Of course, this turns out to be an illusion. Though it took me, at least, months to figure this out. I did feel a bit uneasy from the outset - I believe that almost all governments in our world ultimately serve capital rather than their people, so faith in our war required a large measure of cognitive dissonance - but I can't overstate that: I was fooled. In the end, it was reason that dug me out of the hole - a simple cost-benefit analysis of lockdown - the type which is forbidden in this new age of Science. (The costs of lockdown are huge. The potential benefits are smaller than we were initially led to believe - that is to say, the virus isn't as deadly as feared, and it transpires that there is no evidence that lockdowns have a particularly significant impact on its consequences in any case.)

What, then, does this leave? I survey a world of freedoms suspended, and now gradually being replaced by control. Of discrimination based on medical treatment, which is coerced in an increasingly overt manner. This is advocated not through reason and argument, but through emotion. It is illiberalism couched in the language of liberalism - even if the language of 'getting [or, worse, being given] our freedoms back' is that of conditional liberalism at best. It is the 'but what about the rights of the victim?' version of human rights, practised unironically by the nominal, Amnesty International left. 

I see social interactions rationed, pathologised, sterilised. And when they do occur, they do so with the very core of social expression - our face itself - obscured. It is anti-social behaviour disguised as (and no doubt often sincerely motivated by) social concern and consideration. If the fear-propaganda triggered widespread anxiety, then these rules serve to neutralise the social forces that help (many of us) keep our anxieties in check in normal times.

We are in a dangerous new phase now, where enemies are being created. 'Freedom Day' has been suspended, and both government ministers and lurid newspaper headlines are quick to point the finger at the unvaccinated. No doubt, these are the same people as the then-nebulous 'people who aren't following the rules' who were to blame when a summer lull became an autumn and winter resurgence last year, but the picture of the enemy has been sharpened. The good citizens are being given their rewards - Euros football for the masses, and Wimbledon tennis for the elites. The vaccine passes don't discriminate, because everyone has been offered their vaccine. So long as you take your medicine and show your papers (and why wouldn't you, unless you have something to hide?), you might get travel back; you might not have to self-isolate anymore; you may even get cultural, artistic life back. But for the dissidents, none of that, sorry: you've made your choice. 

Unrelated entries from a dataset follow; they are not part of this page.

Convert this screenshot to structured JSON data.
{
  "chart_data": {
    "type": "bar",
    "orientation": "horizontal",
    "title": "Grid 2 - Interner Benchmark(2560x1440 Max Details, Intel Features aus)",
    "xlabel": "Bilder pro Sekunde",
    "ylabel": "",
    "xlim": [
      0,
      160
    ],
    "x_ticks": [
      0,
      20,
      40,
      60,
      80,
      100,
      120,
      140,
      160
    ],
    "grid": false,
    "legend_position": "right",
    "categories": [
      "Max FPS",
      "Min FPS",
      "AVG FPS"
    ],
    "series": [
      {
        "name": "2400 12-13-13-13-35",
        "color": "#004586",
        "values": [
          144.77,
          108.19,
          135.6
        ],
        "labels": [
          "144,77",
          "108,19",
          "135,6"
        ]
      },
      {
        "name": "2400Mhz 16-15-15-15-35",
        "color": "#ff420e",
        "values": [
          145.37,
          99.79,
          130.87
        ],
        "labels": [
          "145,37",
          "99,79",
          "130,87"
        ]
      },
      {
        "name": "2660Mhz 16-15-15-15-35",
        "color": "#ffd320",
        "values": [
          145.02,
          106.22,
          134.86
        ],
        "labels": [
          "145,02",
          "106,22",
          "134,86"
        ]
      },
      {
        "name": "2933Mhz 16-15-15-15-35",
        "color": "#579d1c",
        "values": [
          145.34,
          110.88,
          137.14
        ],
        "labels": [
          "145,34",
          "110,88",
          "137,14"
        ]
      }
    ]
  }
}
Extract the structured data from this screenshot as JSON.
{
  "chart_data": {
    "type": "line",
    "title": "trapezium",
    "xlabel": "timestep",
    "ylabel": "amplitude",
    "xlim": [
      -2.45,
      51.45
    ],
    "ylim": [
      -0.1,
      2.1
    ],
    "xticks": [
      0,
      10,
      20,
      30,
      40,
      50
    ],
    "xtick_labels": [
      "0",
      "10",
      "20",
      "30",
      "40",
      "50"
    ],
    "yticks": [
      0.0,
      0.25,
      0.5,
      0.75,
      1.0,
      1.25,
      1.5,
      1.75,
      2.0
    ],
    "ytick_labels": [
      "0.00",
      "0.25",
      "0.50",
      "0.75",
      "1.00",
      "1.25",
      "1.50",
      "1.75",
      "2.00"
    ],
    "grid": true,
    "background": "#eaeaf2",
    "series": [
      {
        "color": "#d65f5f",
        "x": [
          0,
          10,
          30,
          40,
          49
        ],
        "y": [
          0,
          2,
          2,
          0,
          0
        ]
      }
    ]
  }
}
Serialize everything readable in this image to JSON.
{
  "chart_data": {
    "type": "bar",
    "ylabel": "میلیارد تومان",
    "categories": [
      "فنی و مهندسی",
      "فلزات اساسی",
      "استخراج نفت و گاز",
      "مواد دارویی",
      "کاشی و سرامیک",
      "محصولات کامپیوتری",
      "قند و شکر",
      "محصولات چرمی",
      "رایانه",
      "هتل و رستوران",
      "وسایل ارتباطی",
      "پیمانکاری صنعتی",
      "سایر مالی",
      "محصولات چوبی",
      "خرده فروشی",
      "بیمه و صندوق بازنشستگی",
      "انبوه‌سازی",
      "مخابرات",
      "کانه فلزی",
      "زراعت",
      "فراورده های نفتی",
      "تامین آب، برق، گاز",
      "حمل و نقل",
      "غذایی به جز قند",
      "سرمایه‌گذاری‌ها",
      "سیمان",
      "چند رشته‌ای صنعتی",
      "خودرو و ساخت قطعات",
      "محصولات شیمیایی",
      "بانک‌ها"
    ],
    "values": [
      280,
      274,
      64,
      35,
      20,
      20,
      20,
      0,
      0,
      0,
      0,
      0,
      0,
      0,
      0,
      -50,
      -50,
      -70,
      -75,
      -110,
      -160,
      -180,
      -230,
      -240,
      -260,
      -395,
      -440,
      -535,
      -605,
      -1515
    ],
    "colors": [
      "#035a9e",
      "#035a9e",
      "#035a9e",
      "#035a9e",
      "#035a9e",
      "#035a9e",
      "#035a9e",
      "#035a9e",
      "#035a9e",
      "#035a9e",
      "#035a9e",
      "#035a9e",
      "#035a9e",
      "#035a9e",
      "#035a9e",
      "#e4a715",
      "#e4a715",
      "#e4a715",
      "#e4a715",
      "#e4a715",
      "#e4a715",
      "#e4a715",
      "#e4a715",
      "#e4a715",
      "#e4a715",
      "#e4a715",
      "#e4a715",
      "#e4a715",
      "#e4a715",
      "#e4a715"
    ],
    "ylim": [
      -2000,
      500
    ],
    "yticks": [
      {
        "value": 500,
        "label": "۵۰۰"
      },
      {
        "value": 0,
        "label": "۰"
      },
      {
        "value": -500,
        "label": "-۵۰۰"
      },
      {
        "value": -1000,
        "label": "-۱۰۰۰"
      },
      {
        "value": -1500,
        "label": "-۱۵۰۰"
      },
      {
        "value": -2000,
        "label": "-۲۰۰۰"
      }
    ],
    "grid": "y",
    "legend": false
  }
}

And yet, this generically liberal anti-totalitarian screed finds no favour among liberals today. For this is a liberal fascism that has been created. We mask ourselves, we isolate ourselves, we allow ourselves to be surveilled because we care about each other. You don't deserve your freedom because you are threatening ours. You aren't exercising (or demanding to exercise) your freedoms: you're being selfish. The language and ostensible motivation are those of kindness, but the end result is the same. 

The liberal advocates are blind to the doublespeak, the irony, the hypocrisy: social distancing; my body, my choice; equal rights under the law. When fear replaces critical thinking; when safety trumps freedom; and when compassion is conformity. Where does this lead us?